Ishita Chakraborty dans son studio
Ishita Chakraborty s'est installée récemment dans son nouvel atelier situé dans une ancienne fabrique de chaussures. Un espace de travail spacieux qui lui a permis de développer des installations plus conséquentes comme celles exposées au Musée des Beaux-Arts d’Argovie. Thomas Kern / SWI swissinfo.ch

Résidente depuis 2018 en Suisse, l’artiste d’origine indienne Ishita Chakraborty approfondit son travail en gommant les frontières entre l'Inde et le Brésil. Interrogée dans son atelier près d’Aarau, elle évoque son éducation restrictive et la façon de transcender l'art par la cuisine.
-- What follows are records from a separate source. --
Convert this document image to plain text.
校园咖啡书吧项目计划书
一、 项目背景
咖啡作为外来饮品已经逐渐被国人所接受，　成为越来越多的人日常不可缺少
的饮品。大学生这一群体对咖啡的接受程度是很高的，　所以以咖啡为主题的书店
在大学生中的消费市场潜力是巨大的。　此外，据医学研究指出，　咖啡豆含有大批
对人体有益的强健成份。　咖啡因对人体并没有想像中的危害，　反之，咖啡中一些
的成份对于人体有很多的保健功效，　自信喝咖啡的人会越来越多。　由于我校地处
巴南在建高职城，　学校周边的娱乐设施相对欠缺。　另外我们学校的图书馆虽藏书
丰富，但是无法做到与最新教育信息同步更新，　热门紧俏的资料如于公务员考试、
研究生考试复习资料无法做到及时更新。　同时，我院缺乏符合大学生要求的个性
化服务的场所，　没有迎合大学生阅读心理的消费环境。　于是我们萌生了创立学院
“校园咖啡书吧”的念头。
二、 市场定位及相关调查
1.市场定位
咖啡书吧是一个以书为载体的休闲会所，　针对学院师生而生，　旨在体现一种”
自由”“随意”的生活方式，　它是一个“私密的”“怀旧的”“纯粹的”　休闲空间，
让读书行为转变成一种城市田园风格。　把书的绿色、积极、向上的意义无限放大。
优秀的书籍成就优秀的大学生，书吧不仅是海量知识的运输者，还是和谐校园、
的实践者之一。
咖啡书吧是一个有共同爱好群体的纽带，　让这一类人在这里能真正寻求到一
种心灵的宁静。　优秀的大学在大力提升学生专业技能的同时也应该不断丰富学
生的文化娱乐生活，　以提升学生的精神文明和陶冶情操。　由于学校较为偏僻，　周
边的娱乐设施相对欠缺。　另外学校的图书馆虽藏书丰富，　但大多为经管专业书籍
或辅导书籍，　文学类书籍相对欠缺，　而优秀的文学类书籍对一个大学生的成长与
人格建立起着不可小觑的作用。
Ishita Chakraborty est l’une des personnalités les plus célébrées cet été dans la ville d’Aarau, à 50 km à l’ouest de Zurich, où son nom est visible sur les affiches qui présentent son exposition jusqu’en août au Musée des Beaux-Arts d’Argovie (Aargauer Kunsthaus). C’est grâce à l’obtention du Prix culturel Manor, récompense importante en Suisse, qu’elle a pu franchir ce pas et conforter son statut actuel de talent prometteur de la scène suisse.

Nourrie par ses nombreux voyages, expérimentations poétiques et un travail acharné, cette artiste continue de remettre l’ouvrage sur le métier. 

Nous l’avons rencontrée, enthousiaste mais aussi débordée, dans son atelier situé en périphérie d’Aarau, avant qu’elle ne parte à Londres et Liverpool pour d’autres recherches. Car outre répondre aux prix et autres invitations, elle prépare ces jours-ci une nouvelle exposition en septembre à la Galerie Peter Kilchmann, un prestigieux marchand d’art zurichois.

Des instantanés de voyage collés sur le mur
Des instantanés de voyage collés sur le mur de son atelier ou comment relier l’Amazonie brésilienne aux Sundarbans en Inde. Thomas Kern / SWI swissinfo.ch

Obstacles à surmonter

C’est à Shearaphuli, un petit village situé à environ 30 km au nord de Calcutta, que l’artiste est née. Elle a ensuite grandi dans le nord de la province du Bengale, près de l’Himalaya, avant d’aller accomplir ses études à Calcutta. Elle nous indique d’emblée avoir dû «repousser dès son plus jeune âge plusieurs limites» au sein d’une société patriarcale où le genre était une barrière. Même si sa famille, côté maternel, était progressiste.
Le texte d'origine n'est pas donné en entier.